Fakten gibt es bisher noch kaum welche. Bekannt ist jetzt die Länge von 4,11 Metern, das sind drei Zentimeter weniger als beim Arona. Die Rücksitzbank soll sich anders als dort längs verstellen lassen. "Front Assist" und "Lane Assist" werden serienmäßig sein. Anders als den T-Roc gibt es das Baby-SUV nur mit Frontantrieb. So sei er "kompatibel mit der City, bereit für die kleinen und großen Abenteuer dies- und jenseits des Urban Jungle", textet das VW-Marketing dazu.
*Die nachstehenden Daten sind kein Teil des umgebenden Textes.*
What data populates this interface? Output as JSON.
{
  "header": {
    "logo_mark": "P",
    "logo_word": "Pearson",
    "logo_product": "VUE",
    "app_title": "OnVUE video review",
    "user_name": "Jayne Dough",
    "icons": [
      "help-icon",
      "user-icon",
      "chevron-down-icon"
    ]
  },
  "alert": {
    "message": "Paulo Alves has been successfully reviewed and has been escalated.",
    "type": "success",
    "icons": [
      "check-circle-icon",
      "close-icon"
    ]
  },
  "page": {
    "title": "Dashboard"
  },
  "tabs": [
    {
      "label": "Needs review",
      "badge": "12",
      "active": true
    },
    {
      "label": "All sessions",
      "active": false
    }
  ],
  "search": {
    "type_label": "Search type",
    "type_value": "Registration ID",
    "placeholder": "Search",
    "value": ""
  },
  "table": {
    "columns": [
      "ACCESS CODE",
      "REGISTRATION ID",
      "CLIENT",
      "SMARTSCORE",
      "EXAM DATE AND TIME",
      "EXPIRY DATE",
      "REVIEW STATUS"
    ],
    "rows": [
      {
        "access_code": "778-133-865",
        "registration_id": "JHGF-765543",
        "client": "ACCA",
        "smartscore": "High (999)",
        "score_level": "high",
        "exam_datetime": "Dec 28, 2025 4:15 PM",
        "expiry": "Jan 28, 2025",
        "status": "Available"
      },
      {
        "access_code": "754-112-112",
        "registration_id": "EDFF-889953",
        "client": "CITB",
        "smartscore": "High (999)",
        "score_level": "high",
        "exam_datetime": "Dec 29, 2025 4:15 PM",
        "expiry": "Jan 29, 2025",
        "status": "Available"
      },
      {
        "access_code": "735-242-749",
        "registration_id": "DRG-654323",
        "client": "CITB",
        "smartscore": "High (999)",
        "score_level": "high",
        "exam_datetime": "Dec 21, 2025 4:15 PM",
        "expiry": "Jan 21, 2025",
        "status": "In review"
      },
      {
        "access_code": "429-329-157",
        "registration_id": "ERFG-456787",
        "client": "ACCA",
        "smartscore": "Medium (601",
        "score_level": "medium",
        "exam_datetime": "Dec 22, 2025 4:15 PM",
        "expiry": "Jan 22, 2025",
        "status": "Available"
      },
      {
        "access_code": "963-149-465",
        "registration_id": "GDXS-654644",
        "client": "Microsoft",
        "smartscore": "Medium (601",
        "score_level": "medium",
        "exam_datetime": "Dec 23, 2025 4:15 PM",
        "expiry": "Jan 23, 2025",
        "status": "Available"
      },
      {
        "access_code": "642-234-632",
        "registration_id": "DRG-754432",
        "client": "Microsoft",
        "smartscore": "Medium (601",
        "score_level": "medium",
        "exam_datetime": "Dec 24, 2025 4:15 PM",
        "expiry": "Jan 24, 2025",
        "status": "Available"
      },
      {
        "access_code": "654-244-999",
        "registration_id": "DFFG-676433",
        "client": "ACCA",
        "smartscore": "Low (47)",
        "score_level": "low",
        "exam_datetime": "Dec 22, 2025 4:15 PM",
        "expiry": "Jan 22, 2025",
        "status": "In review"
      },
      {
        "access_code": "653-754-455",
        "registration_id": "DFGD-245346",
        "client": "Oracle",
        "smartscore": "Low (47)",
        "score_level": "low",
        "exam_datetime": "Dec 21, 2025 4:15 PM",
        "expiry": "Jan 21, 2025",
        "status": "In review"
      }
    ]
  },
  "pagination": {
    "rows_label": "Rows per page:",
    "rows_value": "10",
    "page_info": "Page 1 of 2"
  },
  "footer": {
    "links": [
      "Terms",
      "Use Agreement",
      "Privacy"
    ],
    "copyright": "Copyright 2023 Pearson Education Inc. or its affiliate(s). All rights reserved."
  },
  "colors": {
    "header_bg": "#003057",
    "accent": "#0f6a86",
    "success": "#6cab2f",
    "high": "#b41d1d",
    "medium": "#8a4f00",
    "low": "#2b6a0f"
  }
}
Der Autobauer hat eine Skizze des Wagens veröffentlicht, die man aber nicht weiter ernst nehmen sollte. Weder das durchgängige Leuchtenband noch die Kennzeichen-Position, erst Recht nicht die Rädergröße, die filigranen Außenspiegel oder die versenkten Türgriffe stimmen mit der Serienversion überein, die voraussichtlich im September gezeigt wird. Sie wird sich wie schon der T-Roc zwar ein paar kleine Auffälligkeiten erlauben, im Grunde aber der bekannten VW-Linie folgen. Der kürzlich erwischte T-Cross Erlkönig hat mehr verraten.

T-Cross, T-Roc, Tiguan, Touareg: Künftig hat VW in Europa vier SUVs im Angebot. Dazu kommen drei Škodas (N.N., Karoq, Kodiaq), drei Seats (Arona, Ateca, Tarraco), vorläufig sechs Audis (Q2, Q3, Q5, Q7, Q8, e-tron), Porsche Macan und Cayenne und schließlich der Bentley Bentayga.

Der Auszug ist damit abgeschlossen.